DENVER – Temperatures will climb into the low 90s Monday in Denver before monsoonal weather brings heavy rain, thunderstorms, as well as the threat of localized flooding, hail and strong winds starting late in the afternoon and continuing through the evening, according National Weather Service forecasters in Boulder.
Thunderstorms will begin to develop over the mountains at around noon before spreading east across the I-25 Corridor and the eastern plains by about 4 p.m. and continuing into the evening Monday. The stronger storms will be capable of producing 1-2 inches of rain in less than an hour, which could lead to flash flooding along low-lying urban areas of the Front Range, small creeks and streams, and burn scar areas in the mountains, NWS meteorologists said in their latest forecast discussion.
A flood watch will be in effect for the mountains and the Cameron Peak, East Troublesome and Williams Fork burn scar areas from noon until midnight and for the northern foothills, the Denver metro and portions of the plains from 4 p.m. to midnight, forecasters said.
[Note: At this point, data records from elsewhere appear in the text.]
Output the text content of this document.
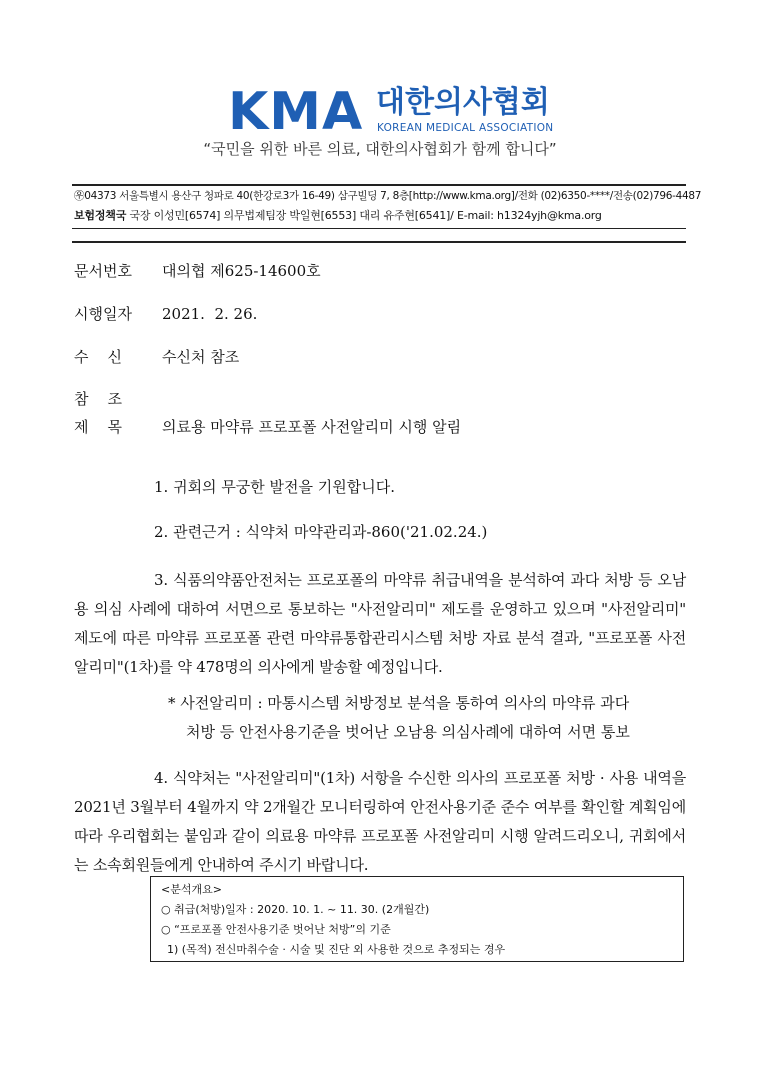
KMA 대한의사협회
KOREAN MEDICAL ASSOCIATION
“국민을 위한 바른 의료, 대한의사협회가 함께 합니다”
㉾04373 서울특별시 용산구 청파로 40(한강로3가 16-49) 삼구빌딩 7, 8층[http://www.kma.org]/전화 (02)6350-****/전송(02)796-4487
보험정책국 국장 이성민[6574] 의무법제팀장 박일현[6553] 대리 유주현[6541]/ E-mail: h1324yjh@kma.org
문서번호 대의협 제625-14600호
시행일자 2021.  2. 26.
수    신	수신처 참조
참    조
제    목	의료용 마약류 프로포폴 사전알리미 시행 알림
1. 귀회의 무궁한 발전을 기원합니다.
2. 관련근거 : 식약처 마약관리과-860('21.02.24.)
3. 식품의약품안전처는 프로포폴의 마약류 취급내역을 분석하여 과다 처방 등 오남용 의심 사례에 대하여 서면으로 통보하는 "사전알리미" 제도를 운영하고 있으며 "사전알리미" 제도에 따른 마약류 프로포폴 관련 마약류통합관리시스템 처방 자료 분석 결과, "프로포폴 사전알리미"(1차)를 약 478명의 의사에게 발송할 예정입니다.
* 사전알리미 : 마통시스템 처방정보 분석을 통하여 의사의 마약류 과다
처방 등 안전사용기준을 벗어난 오남용 의심사례에 대하여 서면 통보
4. 식약처는 "사전알리미"(1차) 서항을 수신한 의사의 프로포폴 처방 · 사용 내역을 2021년 3월부터 4월까지 약 2개월간 모니터링하여 안전사용기준 준수 여부를 확인할 계획임에 따라 우리협회는 붙임과 같이 의료용 마약류 프로포폴 사전알리미 시행 알려드리오니, 귀회에서는 소속회원들에게 안내하여 주시기 바랍니다.
<분석개요>
○ 취급(처방)일자 : 2020. 10. 1. ~ 11. 30. (2개월간)
○ “프로포폴 안전사용기준 벗어난 처방”의 기준
1) (목적) 전신마취수술 · 시술 및 진단 외 사용한 것으로 추정되는 경우
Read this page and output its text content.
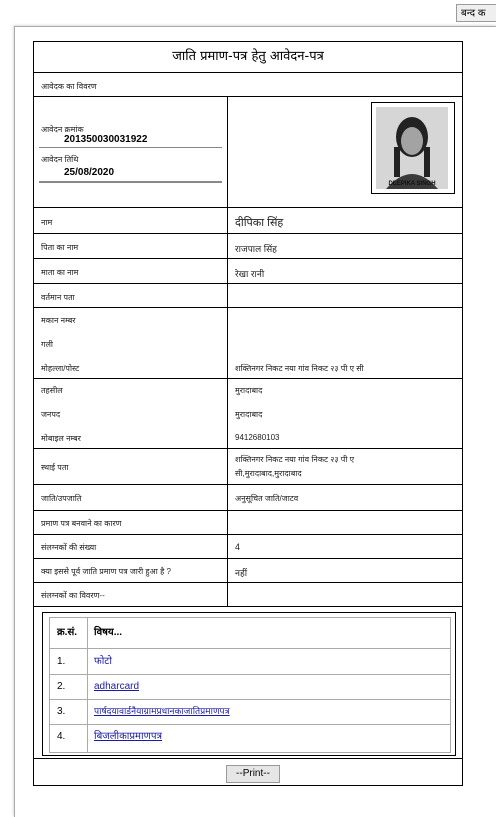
बन्द क
जाति प्रमाण-पत्र हेतु आवेदन-पत्र
आवेदक का विवरण
आवेदन क्रमांक
201350030031922
आवेदन तिथि
25/08/2020
DEEPIKA SINGH
नाम	दीपिका सिंह
पिता का नाम	राजपाल सिंह
माता का नाम	रेखा रानी
वर्तमान पता
मकान नम्बर
गली
मोहल्ला/पोस्ट	शक्तिनगर निकट नया गांव निकट २३ पी ए सी
तहसील	मुरादाबाद
जनपद	मुरादाबाद
मोबाइल नम्बर	9412680103
स्थाई पता
शक्तिनगर निकट नया गांव निकट २३ पी ए
सी,मुरादाबाद,मुरादाबाद
जाति/उपजाति	अनुसूचित जाति/जाटव
प्रमाण पत्र बनवाने का कारण
संलग्नकों की संख्या	4
क्या इससे पूर्व जाति प्रमाण पत्र जारी हुआ है ?	नहीं
संलग्नकों का विवरण--
क्र.सं.	विषय...
1.	फोटो
2.	adharcard
3.	पार्षदयावार्डनैयाग्रामप्रधानकाजातिप्रमाणपत्र
4.	बिजलीकाप्रमाणपत्र
--Print--
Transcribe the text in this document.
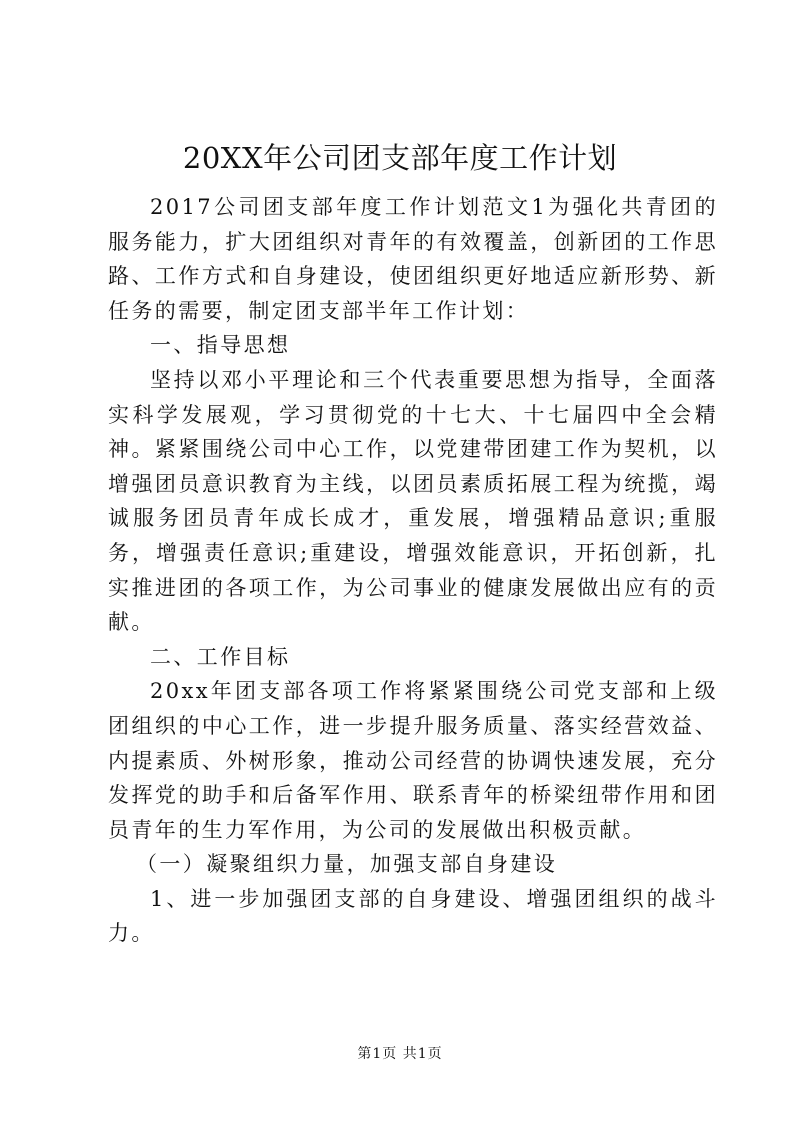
20XX年公司团支部年度工作计划

2017公司团支部年度工作计划范文1为强化共青团的服务能力，扩大团组织对青年的有效覆盖，创新团的工作思路、工作方式和自身建设，使团组织更好地适应新形势、新任务的需要，制定团支部半年工作计划：

一、指导思想

坚持以邓小平理论和三个代表重要思想为指导，全面落实科学发展观，学习贯彻党的十七大、十七届四中全会精神。紧紧围绕公司中心工作，以党建带团建工作为契机，以增强团员意识教育为主线，以团员素质拓展工程为统揽，竭诚服务团员青年成长成才，重发展，增强精品意识;重服务，增强责任意识;重建设，增强效能意识，开拓创新，扎实推进团的各项工作，为公司事业的健康发展做出应有的贡献。

二、工作目标

20xx年团支部各项工作将紧紧围绕公司党支部和上级团组织的中心工作，进一步提升服务质量、落实经营效益、内提素质、外树形象，推动公司经营的协调快速发展，充分发挥党的助手和后备军作用、联系青年的桥梁纽带作用和团员青年的生力军作用，为公司的发展做出积极贡献。

（一）凝聚组织力量，加强支部自身建设

1、进一步加强团支部的自身建设、增强团组织的战斗力。

第1页 共1页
NWS officials also advised drivers to avoid flooded roads or areas where water depth is unknown, to closely monitor the forecast and have multiple ways to receive warnings if planning activities outdoors and be ready to move to higher ground if living in a flood prone area.
The chance for precipitation in Denver and other parts of the Front Range will start to pick up at around noon Monday and exponentially increase by the later part of the evening commute with most areas around the metro estimated to receive between a 60 to 65% chance of rain.
The wet weather pattern kicks into high gear Tuesday with about a 35-60% chance of rain for the Denver metro from noon to about 6 p.m., and continues into Wednesday, with the threat of flash flooding still present overnight due to the potential of 1-3 inches of rain across portions of the high country, Urban Corridor and the eastern plains, according to the weather service.
“Bottom line is storms in this environment will be efficient heavy rain producers (even moreso than today), capable of causing flash flooding,” forecasters said, adding a similar setup is possible again on Wednesday.
Thunderstorms will decrease by Thursday as the weather setup looks to be a bit drier, according to NWS forecasters, though some models suggest “fairly widespread rainfall amounts of 1-2.5” will be likely through Thursday for the Front Range, I-25 Corridor, and the plains.”
The chance for rain Thursday falls somewhere between 45-55% for the Denver metro, decreasing to between 25-35% by early evening.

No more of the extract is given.